Bump hunting deals with finding in sample spaces meaningful data subsets known as bumps. These have traditionally been conceived as modal or concave regions in the graph of the underlying density function. We define an abstract bump construct based on curvature functionals of the probability density. Then, we explore several alternative characterizations involving derivatives up to second order. In particular, a suitable implementation of Good and Gaskins' original concave bumps is proposed in the multivariate case. Moreover, we bring to exploratory data analysis concepts like the mean curvature and the Laplacian that have produced good results in applied domains. Our methodology addresses the approximation of the curvature functional with a plug-in kernel density estimator. We provide theoretical results that assure the asymptotic consistency of bump boundaries in the Hausdorff distance with affordable convergence rates. We also present asymptotically valid and consistent confidence regions bounding curvature bumps.

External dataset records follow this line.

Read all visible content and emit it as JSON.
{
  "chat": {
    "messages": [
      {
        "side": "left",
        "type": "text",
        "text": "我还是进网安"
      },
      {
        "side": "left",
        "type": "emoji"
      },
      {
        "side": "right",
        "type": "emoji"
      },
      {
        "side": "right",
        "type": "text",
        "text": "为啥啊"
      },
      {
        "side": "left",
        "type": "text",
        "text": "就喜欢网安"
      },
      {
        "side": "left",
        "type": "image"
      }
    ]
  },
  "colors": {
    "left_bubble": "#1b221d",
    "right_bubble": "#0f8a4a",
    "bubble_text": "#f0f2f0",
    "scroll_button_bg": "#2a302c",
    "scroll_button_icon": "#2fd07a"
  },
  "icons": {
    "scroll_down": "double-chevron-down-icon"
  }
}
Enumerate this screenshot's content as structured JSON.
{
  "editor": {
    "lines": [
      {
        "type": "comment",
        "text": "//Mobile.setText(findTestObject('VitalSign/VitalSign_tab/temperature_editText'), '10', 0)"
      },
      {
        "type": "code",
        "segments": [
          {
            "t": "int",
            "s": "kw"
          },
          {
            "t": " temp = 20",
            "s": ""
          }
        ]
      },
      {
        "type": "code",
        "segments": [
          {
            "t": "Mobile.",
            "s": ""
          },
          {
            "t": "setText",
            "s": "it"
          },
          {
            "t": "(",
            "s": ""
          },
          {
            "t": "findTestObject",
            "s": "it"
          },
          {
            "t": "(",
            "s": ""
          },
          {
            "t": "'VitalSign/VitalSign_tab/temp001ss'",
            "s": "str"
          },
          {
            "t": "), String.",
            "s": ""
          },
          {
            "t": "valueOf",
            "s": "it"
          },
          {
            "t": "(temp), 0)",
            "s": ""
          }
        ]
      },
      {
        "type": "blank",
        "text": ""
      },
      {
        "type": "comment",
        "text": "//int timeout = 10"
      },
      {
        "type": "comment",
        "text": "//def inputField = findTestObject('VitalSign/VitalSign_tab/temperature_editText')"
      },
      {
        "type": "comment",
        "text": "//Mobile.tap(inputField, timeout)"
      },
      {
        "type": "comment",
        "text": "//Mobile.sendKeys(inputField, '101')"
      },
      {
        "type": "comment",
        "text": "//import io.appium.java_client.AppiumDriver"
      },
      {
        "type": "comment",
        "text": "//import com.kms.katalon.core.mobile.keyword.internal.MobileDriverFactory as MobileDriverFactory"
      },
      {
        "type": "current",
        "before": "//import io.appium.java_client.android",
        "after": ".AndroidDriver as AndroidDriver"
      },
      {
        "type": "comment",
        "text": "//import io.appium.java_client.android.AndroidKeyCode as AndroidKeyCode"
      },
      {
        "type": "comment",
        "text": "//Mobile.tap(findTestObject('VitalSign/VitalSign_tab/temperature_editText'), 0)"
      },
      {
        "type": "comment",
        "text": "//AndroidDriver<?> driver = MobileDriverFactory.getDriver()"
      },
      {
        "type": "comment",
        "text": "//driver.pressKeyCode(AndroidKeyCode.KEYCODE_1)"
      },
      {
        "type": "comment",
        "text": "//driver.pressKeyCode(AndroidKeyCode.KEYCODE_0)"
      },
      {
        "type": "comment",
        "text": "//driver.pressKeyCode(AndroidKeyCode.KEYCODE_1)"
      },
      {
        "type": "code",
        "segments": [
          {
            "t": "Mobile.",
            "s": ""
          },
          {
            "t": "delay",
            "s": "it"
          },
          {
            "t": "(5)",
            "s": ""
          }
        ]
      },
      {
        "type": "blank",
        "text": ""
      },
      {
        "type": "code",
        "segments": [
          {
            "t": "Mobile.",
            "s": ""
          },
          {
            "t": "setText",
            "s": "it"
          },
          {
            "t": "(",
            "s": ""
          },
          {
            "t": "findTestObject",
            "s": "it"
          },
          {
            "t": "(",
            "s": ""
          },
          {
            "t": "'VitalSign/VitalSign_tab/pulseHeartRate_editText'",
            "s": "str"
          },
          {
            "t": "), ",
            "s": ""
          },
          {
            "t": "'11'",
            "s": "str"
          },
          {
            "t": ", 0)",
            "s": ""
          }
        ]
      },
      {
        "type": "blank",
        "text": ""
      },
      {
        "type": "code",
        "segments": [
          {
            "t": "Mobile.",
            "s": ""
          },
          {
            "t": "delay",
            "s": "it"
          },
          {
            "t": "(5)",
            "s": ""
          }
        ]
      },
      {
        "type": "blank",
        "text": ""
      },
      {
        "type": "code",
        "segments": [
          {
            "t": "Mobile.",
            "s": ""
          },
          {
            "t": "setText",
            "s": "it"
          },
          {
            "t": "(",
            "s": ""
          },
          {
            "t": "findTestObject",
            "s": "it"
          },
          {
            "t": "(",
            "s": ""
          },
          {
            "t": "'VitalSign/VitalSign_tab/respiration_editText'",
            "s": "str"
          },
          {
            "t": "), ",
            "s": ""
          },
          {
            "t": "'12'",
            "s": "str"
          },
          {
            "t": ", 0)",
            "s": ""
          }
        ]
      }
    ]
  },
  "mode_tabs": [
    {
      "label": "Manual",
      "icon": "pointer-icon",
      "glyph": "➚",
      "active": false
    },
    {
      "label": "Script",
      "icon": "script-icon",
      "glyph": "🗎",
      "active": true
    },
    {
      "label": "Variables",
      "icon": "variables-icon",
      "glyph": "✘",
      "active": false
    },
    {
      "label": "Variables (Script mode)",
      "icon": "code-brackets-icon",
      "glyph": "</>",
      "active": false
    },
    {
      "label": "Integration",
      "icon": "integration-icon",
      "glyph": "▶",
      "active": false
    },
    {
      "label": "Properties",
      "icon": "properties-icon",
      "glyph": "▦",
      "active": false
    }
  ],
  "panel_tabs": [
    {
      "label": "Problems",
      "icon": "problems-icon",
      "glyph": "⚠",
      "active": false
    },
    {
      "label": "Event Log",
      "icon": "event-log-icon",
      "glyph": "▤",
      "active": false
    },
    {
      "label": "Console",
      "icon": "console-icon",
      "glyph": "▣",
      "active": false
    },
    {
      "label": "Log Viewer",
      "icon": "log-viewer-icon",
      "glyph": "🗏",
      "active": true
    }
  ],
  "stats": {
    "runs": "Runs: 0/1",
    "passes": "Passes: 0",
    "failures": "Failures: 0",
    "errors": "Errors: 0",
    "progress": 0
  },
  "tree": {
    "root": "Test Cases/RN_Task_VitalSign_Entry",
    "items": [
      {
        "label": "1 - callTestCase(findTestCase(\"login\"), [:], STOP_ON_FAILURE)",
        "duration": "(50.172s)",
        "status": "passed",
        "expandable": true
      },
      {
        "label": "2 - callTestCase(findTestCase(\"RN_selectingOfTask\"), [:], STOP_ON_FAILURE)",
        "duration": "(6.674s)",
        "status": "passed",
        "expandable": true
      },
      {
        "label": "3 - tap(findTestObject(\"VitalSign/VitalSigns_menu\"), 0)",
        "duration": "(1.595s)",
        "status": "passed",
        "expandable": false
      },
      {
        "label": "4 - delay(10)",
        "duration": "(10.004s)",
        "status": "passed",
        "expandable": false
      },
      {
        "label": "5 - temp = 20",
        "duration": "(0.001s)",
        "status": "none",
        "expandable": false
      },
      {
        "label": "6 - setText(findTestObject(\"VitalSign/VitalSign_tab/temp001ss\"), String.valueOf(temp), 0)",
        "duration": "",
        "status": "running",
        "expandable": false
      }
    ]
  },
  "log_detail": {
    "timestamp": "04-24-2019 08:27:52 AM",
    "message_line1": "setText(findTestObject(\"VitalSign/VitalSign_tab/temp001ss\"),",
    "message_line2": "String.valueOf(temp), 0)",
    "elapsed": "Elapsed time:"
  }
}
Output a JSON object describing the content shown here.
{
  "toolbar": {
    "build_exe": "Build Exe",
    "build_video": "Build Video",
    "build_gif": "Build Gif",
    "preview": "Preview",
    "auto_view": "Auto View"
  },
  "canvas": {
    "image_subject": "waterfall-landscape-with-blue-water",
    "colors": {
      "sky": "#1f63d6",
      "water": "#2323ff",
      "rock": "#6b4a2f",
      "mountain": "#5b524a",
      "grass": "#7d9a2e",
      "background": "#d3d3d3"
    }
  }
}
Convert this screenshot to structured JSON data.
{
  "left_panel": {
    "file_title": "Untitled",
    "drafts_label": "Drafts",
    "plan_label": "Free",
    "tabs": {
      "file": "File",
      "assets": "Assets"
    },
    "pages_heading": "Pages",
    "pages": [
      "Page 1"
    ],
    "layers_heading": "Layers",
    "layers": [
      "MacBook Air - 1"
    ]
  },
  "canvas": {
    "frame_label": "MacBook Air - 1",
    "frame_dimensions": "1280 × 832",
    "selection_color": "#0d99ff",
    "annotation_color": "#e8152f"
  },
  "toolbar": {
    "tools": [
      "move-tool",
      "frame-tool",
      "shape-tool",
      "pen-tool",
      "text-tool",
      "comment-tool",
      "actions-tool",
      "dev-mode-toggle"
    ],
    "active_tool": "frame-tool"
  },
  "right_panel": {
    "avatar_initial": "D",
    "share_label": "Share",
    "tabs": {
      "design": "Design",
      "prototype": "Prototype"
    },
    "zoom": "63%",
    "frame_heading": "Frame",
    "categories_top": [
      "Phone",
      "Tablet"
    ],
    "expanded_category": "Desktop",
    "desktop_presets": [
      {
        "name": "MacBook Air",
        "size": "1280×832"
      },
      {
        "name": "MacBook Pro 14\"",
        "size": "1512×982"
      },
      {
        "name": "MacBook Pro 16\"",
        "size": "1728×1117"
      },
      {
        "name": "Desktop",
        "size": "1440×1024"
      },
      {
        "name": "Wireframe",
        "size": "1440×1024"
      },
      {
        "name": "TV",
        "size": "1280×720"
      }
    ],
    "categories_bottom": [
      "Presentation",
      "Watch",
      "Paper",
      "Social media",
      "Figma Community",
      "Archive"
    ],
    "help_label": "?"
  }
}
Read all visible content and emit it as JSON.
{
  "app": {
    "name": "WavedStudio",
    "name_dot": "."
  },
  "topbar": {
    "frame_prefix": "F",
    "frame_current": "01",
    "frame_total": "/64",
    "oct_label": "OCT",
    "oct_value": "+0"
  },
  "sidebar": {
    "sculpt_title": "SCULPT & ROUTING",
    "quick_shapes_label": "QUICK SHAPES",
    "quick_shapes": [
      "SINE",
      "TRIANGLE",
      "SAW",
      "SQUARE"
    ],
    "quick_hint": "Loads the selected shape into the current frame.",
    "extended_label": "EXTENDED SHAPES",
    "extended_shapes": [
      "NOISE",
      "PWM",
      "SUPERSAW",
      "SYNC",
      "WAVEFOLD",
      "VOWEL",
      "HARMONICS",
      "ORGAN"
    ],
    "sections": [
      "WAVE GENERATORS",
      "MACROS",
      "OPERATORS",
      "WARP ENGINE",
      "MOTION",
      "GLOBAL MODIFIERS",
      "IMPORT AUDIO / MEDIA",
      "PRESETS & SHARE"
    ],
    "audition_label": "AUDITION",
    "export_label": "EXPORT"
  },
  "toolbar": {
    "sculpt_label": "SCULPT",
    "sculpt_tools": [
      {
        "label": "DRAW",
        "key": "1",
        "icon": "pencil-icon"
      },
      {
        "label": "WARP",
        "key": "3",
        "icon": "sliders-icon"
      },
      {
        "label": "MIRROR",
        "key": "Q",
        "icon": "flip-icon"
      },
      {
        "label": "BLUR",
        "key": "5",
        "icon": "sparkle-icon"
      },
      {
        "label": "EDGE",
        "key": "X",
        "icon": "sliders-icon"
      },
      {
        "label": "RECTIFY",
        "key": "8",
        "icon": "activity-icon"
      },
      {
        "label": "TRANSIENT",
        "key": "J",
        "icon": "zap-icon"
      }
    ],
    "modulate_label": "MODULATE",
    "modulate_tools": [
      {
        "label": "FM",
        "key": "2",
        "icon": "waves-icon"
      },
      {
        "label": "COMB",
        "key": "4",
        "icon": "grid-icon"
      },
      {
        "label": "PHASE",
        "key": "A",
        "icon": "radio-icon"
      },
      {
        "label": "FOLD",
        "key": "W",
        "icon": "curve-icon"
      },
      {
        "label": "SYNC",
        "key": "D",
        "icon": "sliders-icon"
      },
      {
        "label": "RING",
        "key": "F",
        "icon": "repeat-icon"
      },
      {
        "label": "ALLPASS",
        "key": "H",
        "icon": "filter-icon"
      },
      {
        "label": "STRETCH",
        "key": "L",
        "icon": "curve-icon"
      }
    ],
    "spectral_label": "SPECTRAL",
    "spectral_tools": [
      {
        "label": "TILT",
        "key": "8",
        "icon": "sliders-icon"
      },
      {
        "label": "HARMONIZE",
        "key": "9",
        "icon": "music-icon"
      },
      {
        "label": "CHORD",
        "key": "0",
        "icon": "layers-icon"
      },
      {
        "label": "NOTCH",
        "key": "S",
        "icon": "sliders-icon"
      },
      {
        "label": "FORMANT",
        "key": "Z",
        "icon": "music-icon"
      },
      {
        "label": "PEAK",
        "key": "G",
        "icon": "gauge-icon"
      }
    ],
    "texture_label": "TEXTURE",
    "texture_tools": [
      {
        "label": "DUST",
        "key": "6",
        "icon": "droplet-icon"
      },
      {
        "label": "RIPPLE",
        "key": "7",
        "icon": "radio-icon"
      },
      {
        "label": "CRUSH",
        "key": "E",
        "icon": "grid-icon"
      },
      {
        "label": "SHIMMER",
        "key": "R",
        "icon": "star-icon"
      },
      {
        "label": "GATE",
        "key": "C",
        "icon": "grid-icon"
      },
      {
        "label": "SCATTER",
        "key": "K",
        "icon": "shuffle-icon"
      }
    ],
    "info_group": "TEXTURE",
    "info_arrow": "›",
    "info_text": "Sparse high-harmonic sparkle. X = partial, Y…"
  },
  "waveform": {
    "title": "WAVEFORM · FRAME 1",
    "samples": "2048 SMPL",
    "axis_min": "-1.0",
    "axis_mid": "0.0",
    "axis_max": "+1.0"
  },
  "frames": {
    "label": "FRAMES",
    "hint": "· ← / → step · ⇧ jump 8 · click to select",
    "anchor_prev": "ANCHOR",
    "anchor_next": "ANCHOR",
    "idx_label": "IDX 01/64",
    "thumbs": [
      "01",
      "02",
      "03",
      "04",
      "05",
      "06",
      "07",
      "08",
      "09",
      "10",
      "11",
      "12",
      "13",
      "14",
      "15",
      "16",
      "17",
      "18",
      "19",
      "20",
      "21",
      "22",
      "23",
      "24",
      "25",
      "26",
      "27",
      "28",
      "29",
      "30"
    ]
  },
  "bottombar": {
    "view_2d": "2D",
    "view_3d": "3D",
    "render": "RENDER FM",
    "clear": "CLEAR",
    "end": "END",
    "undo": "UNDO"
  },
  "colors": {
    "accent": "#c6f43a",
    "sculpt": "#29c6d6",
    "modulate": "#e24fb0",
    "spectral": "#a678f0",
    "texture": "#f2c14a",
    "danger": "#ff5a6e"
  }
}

The theory is illustrated through several use cases in sports analytics with datasets from the NBA, MLB and NFL. We conclude that the different curvature instances effectively combine to generate insightful visualizations.

翻译：隆起搜寻旨在发现样本空间中具有意义的数据子集，即所谓的隆起。传统上，这些隆起被理解为底层密度函数图形中的模态区域或凹区域。本文基于概率密度的曲率泛函定义了一个抽象的隆起构造，进而探索了涉及二阶导数的多种替代特征描述。特别地，针对多元情形，我们提出了Good和Gaskins原始凹隆起的适当实现方法。此外，我们将平均曲率和拉普拉斯算子等概念引入探索性数据分析，这些概念已在应用领域取得了良好效果。我们的方法采用插入式核密度估计器来逼近曲率泛函。我们提供了理论结果，确保隆起边界在豪斯多夫距离下具有渐近一致性，且收敛速率可接受。同时，我们构建了渐近有效且一致的置信区域，用于界定曲率隆起。通过来自NBA、MLB和NFL数据集的多项体育分析案例，我们展示了该理论的应用效果。结论表明，不同曲率实例的有效结合能够生成富有洞见的可视化结果。